Recovery of the electron–phonon interaction function in superconducting tantalum ballistic contacts

Abstract

The experimentally observed nonlinearities of the current–voltage characteristics (CVCs) of tantalum-based point homo- and heterocontacts in both normal and superconducting states related to electron–phonon interaction (EPI) were analyzed. It was taken into account that additional nonlinearity of CVCs arising upon contact transition to the superconducting state (superconducting spectral component) is formed not only near the constriction in the region roughly equal to the contact diameter (as is the case for the normal state, and as predicted theoretically for the superconducting state), but also in a markedly larger region that is about the size of the coherence length.

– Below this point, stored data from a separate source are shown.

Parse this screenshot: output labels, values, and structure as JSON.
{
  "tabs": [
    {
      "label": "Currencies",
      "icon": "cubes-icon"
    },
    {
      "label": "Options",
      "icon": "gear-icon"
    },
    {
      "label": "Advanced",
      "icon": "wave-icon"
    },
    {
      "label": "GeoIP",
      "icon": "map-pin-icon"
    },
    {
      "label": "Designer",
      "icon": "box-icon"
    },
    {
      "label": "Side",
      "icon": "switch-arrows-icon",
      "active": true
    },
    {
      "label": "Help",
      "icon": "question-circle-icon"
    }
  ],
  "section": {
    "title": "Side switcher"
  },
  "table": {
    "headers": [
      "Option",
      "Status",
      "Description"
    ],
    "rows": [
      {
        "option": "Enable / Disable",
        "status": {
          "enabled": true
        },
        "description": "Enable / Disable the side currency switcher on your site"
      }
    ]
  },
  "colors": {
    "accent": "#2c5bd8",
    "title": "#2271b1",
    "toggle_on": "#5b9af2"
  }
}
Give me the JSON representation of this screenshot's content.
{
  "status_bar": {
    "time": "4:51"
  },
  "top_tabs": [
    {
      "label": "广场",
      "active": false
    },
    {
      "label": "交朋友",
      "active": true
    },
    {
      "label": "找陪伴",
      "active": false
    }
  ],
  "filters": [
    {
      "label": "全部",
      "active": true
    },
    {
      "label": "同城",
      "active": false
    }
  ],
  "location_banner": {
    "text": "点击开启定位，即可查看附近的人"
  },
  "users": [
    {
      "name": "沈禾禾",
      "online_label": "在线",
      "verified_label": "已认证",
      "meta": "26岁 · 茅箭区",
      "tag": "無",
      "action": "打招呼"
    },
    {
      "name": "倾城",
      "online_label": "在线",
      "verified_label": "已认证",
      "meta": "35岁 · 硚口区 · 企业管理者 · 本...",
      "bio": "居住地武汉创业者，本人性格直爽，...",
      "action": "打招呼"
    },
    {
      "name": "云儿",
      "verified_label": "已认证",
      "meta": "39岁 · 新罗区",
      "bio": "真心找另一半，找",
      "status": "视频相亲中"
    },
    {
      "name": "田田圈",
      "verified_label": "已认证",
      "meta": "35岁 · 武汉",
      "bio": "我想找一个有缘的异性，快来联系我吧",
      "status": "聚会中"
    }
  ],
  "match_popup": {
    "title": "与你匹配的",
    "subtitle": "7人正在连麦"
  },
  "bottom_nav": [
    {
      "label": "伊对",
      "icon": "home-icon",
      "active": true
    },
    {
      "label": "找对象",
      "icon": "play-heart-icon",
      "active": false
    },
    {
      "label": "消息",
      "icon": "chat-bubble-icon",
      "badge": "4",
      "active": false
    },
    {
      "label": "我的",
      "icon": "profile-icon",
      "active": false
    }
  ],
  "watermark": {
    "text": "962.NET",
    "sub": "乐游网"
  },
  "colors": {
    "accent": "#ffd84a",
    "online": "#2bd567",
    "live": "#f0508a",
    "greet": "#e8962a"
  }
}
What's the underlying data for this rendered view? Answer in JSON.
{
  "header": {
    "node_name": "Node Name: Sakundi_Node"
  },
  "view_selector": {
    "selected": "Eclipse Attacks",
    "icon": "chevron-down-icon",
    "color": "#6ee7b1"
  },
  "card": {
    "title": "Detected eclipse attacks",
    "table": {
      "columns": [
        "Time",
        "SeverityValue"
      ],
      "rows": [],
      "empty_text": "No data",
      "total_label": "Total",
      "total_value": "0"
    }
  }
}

In this case, a considerable role in the formation of this superconducting component is played by nonequilibrium phonons with low group velocity, which account for the experimentally observed sharpening of the phonon peaks in the EPI spectra (the second derivatives of the CVCs) during the superconducting transition of the contacts, instead of the theoretically expected peak broadening (spreading), and for the increase in the superconducting contribution to the point contact spectrum in the low and medium energy regions. The high-energy part of the EPI spectrum changes much less significantly during the superconducting transition, which is attributable to suppression of the excess contact current by nonequilibrium quasi-particles. A detailed procedure was proposed for the recovery of the EPI spectral function from the point contact spectrum contribution (the second derivative of the CVC) that arises during the superconducting transition of one or both contacting metals.